Festival de Clermont-Ferrand 2024 2720
©Festival de Clermont-Ferrand

Não, bem pelo contrário. Tudo o que se ouve no som, planificado ou não, pertence ao espaço fílmico, incluindo a continuidade, fabricada ou não na pós-produção, de sonoridades musicais precisas e identificadoras de uma cultura euro-africana que está por detrás da proto-narrativa. No momento em que esta dá lugar ao princípio de uma história – uma menina procura o irmão, narrativa que vai ser cruzada com outras que nos fazem divergir e embalar até ao final sem qualquer esforço de maior – os planos sequência extremamente bem coordenados no plano das localizações, e ainda mais bem concebidos ao nível da entrada em cena dos mais diferentes moradores do Bairro da Reboleira (onde o filme foi rodado e onde certamente a maioria dos actores não são profissionais da representação) asseguram uma crua mas quase hipnótica viagem pelo labirinto de ruas e becos degradados onde pessoas vivem sem queixumes ou choradinhos desnecessários, dizendo sem dizer o que entra pelos olhos dentro.

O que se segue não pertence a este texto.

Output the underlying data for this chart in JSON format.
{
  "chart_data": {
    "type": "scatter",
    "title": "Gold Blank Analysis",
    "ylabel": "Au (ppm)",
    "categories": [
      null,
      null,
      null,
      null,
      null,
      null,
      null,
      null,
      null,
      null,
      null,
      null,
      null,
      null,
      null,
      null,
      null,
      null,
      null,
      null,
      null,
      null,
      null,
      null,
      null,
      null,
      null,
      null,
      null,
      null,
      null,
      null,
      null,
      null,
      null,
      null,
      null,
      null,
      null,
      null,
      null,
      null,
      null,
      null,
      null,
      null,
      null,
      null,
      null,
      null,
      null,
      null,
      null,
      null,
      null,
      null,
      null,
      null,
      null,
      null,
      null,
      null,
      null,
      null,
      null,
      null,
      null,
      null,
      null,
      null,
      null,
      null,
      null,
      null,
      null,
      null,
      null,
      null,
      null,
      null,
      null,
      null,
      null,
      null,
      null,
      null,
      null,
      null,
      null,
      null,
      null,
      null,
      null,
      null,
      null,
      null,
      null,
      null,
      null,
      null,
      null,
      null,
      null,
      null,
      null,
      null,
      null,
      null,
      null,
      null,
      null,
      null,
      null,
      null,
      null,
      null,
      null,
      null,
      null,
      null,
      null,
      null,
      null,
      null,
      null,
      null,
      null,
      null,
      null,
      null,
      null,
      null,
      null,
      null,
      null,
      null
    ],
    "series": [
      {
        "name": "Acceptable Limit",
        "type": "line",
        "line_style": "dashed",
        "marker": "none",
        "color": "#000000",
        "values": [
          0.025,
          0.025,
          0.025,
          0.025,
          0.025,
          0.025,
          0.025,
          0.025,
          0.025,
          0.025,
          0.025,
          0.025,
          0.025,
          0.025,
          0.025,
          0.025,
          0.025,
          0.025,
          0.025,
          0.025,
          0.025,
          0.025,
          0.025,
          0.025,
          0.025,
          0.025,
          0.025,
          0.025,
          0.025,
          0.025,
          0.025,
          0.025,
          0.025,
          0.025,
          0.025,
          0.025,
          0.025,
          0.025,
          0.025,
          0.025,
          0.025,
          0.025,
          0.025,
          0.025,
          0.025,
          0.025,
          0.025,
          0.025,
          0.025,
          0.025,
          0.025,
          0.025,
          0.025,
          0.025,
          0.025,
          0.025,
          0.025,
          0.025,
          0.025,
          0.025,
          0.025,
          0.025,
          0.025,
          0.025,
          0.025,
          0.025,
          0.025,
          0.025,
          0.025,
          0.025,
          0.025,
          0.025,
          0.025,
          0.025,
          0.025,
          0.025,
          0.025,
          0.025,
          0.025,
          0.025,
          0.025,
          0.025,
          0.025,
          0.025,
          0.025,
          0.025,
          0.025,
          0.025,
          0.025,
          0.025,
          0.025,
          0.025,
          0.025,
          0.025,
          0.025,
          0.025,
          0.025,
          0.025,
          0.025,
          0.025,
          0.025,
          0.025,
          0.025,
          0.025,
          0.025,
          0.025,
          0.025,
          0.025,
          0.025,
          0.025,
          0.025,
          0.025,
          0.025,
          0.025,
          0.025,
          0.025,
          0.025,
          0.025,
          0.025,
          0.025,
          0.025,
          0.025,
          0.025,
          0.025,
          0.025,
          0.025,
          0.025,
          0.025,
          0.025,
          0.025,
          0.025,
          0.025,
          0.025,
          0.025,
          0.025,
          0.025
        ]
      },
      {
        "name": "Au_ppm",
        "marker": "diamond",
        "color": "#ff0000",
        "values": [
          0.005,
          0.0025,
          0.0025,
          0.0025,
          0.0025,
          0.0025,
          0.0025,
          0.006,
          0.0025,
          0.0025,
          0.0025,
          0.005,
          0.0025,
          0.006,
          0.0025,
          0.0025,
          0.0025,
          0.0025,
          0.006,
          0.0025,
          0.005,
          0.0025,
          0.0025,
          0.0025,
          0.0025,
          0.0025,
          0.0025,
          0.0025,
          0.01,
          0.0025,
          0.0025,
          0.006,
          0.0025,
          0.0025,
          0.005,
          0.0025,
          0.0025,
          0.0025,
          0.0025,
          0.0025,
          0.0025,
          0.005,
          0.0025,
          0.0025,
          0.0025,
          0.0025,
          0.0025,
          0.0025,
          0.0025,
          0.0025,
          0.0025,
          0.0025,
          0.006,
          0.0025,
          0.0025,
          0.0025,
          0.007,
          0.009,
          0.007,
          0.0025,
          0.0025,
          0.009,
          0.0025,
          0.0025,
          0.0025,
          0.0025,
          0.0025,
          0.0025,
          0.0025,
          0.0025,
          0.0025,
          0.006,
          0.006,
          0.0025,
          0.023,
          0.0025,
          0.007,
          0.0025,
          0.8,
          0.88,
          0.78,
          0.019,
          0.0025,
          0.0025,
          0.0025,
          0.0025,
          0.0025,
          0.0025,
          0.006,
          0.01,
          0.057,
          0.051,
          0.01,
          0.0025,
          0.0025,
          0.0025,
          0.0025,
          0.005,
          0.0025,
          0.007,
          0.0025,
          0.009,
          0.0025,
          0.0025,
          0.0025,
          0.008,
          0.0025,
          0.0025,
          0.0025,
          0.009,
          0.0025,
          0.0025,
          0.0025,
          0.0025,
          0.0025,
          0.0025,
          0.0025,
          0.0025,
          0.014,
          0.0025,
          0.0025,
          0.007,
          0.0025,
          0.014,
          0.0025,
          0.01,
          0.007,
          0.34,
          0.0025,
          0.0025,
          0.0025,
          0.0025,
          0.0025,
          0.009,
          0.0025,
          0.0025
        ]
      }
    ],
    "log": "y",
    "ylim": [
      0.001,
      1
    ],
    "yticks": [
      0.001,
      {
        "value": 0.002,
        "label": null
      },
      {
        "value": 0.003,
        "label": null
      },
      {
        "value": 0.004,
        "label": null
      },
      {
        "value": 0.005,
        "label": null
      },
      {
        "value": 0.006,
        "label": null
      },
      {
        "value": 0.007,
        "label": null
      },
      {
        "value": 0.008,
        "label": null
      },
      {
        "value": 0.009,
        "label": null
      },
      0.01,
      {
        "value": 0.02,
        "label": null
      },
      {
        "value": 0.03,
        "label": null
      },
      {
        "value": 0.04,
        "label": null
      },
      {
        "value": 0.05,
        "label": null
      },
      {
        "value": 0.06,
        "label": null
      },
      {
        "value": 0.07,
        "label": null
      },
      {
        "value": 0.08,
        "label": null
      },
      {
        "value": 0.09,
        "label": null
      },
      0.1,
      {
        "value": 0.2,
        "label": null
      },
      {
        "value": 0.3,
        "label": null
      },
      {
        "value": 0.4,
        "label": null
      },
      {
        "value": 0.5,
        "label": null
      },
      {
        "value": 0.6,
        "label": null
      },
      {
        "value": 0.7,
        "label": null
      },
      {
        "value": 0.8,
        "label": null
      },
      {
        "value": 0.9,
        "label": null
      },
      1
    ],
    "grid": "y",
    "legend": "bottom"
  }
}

Lê Também:   A Zona de Interesse, a Crítica | Um drama inesquecível do realizador Jonathan Glazer

Eles são o lado B de uma sociedade que os não soube ou não quis integrar. Repito, magnífico filme e magnífica prova de que Basil da Cunha merece ser apoiado na continuidade da sua relativamente longa e sólida carreira. Não parecia um homem do cinema quando o Luís Urbano dele me falou nos idos de 2006-2007, numa altura em que ambos davam os primeiros passos, um como produtor e outro como realizador. Todavia, logo que vi os filmes do cineasta luso-suíço, não hesitei em programá-los no Onda Curta. Mas, se ele conhece a marginalidade social como ninguém, pode-se dizer em contrapartida que ocupa um lugar central e de pleno direito no moderno e mais radical cinema de curta-metragem a nível internacional. (100/100)




Terceira aposta, “Quase Me Lembro”, 2023, produção portuguesa da BAP – Animation Studios, realizada por Dimitri Mihajlovic e Miguel Lima. Trata-se de uma animação que me diz muito, porque a defendi com unhas e dentes no júri do ICA que lhe atribuiu o subsídio em 2019. Tenho o maior apreço pela produção de animação, por gosto pessoal de quem antes de se inscrever acertadamente na Escola de Cinema pensou seriamente matricular-se em Belas-Artes, mas igualmente pelo facto de ser aquela que comporta um maior investimento pessoal que não se concretiza num dia nem numa semana de rodagem. Prolonga-se por meses e anos que passam a fazer parte integrante e inequívoca da experiência existencial de quem assume a responsabilidade das suas diversas componentes autorais. Mais ainda quando a animação em causa recorre a processos orgânicos que, não sendo incompatíveis, não se filiam apenas na computação digital. No primeiro minuto, uma voz feminina questiona o avô. Parece claro, sem ser escancarado ou redutoramente explícito, que o seu familiar se enquadra num passado colonial.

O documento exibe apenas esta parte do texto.